Aggressive use of privacy-enhancing technologies at the right layer. Differential privacy on aggregate analytics, federated learning where feasible for multi-site training, secure enclaves for computation on sensitive fields, synthetic data generation for development and testing environments. None of these is a silver bullet. Each has clinical and statistical trade-offs that the ML and clinical teams have to own, not outsource to compliance. But deployed intentionally, they let you run the product at the clinical utility the use case demands while shrinking the surface of actual personal-data processing.

The political question inside the team

None of this is primarily a legal problem. It is a politics-of-engineering problem. The ML team wants maximum data for maximum model performance. The clinical team wants maximum data for clinical defensibility. The product team wants maximum data for future features. The compliance team wants minimum data for regulatory survival. The tension is real and it does not disappear because someone writes a DPIA.

The architectural decision has to be made by leadership, at a specific moment in the product lifecycle, and it has to be defended against the pressure to collect first and minimise later. My observation from multiple SaMD engagements is that the decision is easiest to make before the first data lake exists, harder after the first model is trained on the uncontrolled corpus, and extremely expensive after the product is in market. The companies that make it early ship a more defensible product at comparable clinical performance — because the pressure on the architecture forces better data-engineering discipline than the uncontrolled case ever produces.

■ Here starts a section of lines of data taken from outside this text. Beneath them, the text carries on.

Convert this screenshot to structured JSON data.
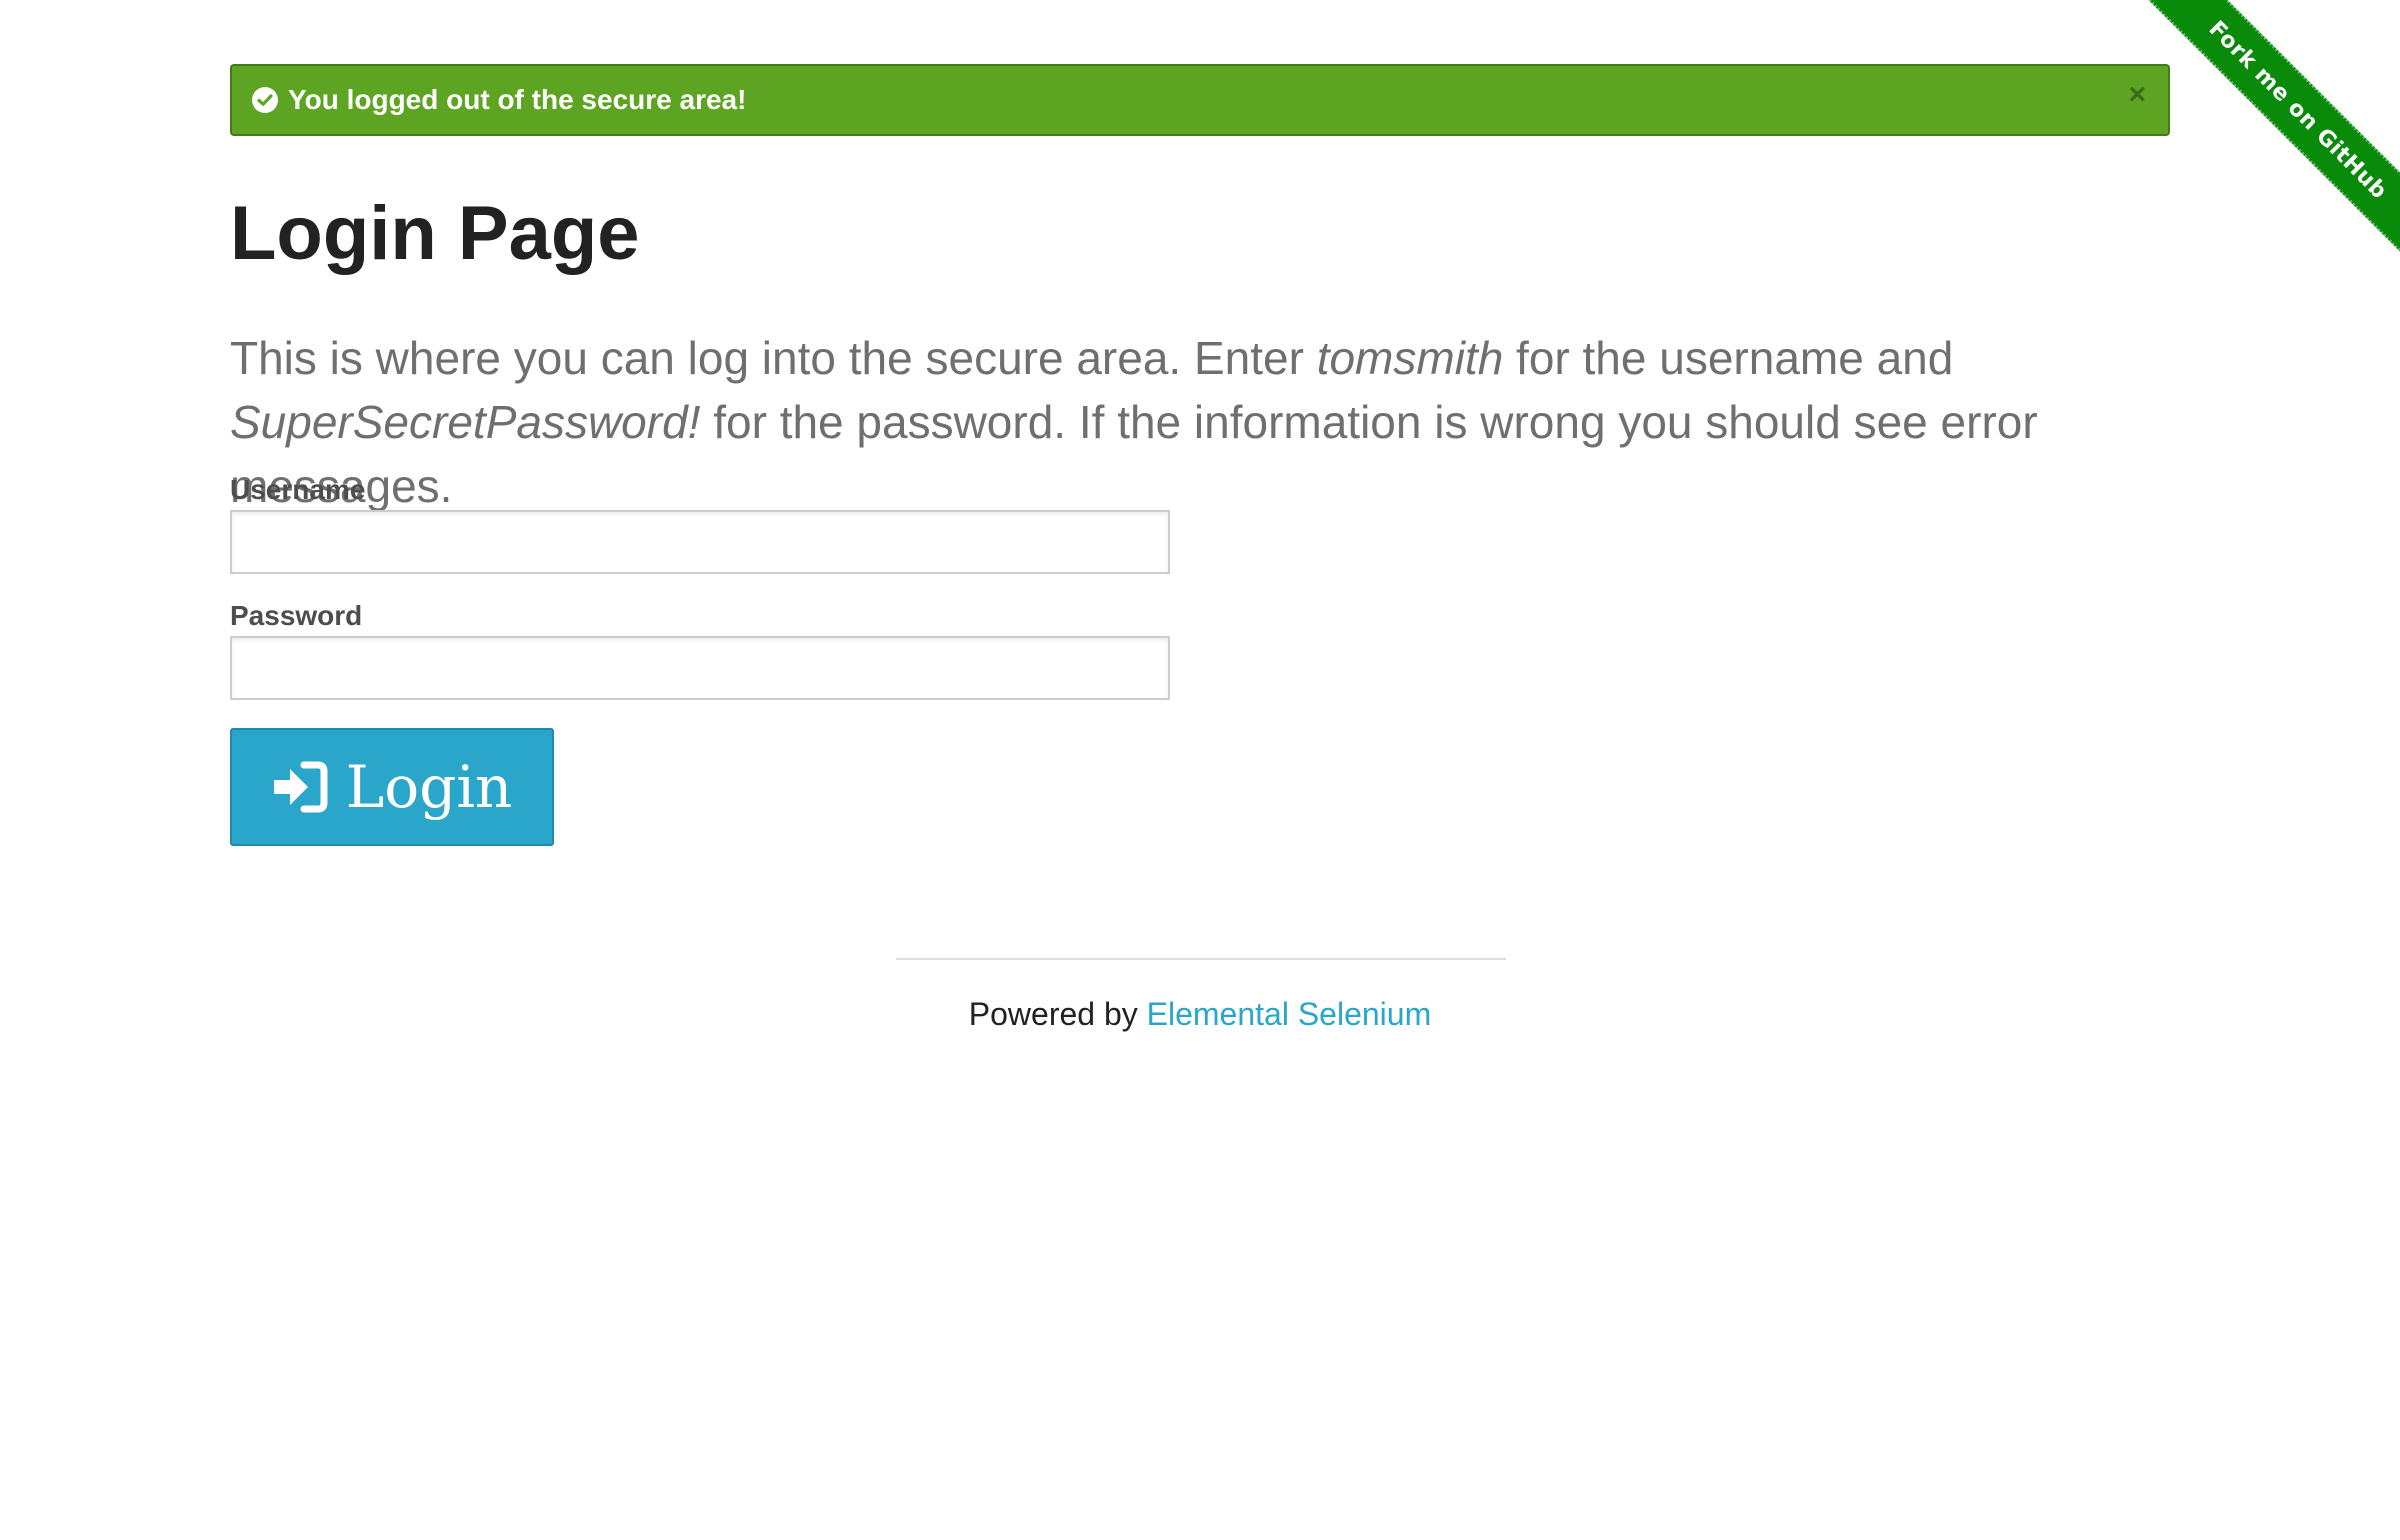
{
  "ribbon": {
    "label": "Fork me on GitHub",
    "color": "#098b09"
  },
  "flash": {
    "message": "You logged out of the secure area!",
    "close_glyph": "×",
    "icon": "check-circle-icon",
    "color": "#5da423"
  },
  "page": {
    "title": "Login Page",
    "intro": {
      "part1": "This is where you can log into the secure area. Enter ",
      "username_hint": "tomsmith",
      "part2": " for the username and ",
      "password_hint": "SuperSecretPassword!",
      "part3": " for the password. If the information is wrong you should see error messages."
    }
  },
  "form": {
    "username_label": "Username",
    "username_value": "",
    "password_label": "Password",
    "password_value": "",
    "submit_label": "Login",
    "submit_icon": "sign-in-icon",
    "submit_color": "#2ba6cb"
  },
  "footer": {
    "prefix": "Powered by ",
    "link_text": "Elemental Selenium",
    "link_color": "#2ba6cb"
  }
}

What this looks like in practice

In the SaMD engagements I run, the work sequence is usually:

  1. Map every data element the product touches, tagged by the processing purpose and the minimum necessary scope for that purpose. Most teams discover they cannot do this without doing real data-lineage work, which is itself the first sign that the architecture does not yet support minimisation.
  2. Draw the line between operational processing and development processing. Decide where the interface sits, what crosses it, under what safeguards, and what gets deleted versus retained.
  3. Specify retention for each purpose, with deletion jobs wired to the retention metadata, tested, and auditable.
  4. Build the DPIA around the architecture, not around controls. A DPIA that says “we collect X, process it for Y, and delete it after Z” is a document an inspector can validate. A DPIA that says “we collect everything and apply access policies” is not.
  5. Align the clinical and ML teams behind the architecture. This is the step that takes real executive time. It is also the step that determines whether the architecture holds when product priorities shift.

For a SaMD programme, the minimisation question is not whether you can defend your data practices to an inspector today. It is whether the architecture of your product still makes sense when you are scaling into new markets, expanding indications, and integrating with enterprise health systems that will run their own DPIAs against you. Getting that decision right early protects the entire stack — the product, the regulatory file, the commercial roadmap, and the investor narrative.

It is the kind of architectural call that is easy to defer and expensive to defer. And it almost always has to be made before the first fully trained model goes into production.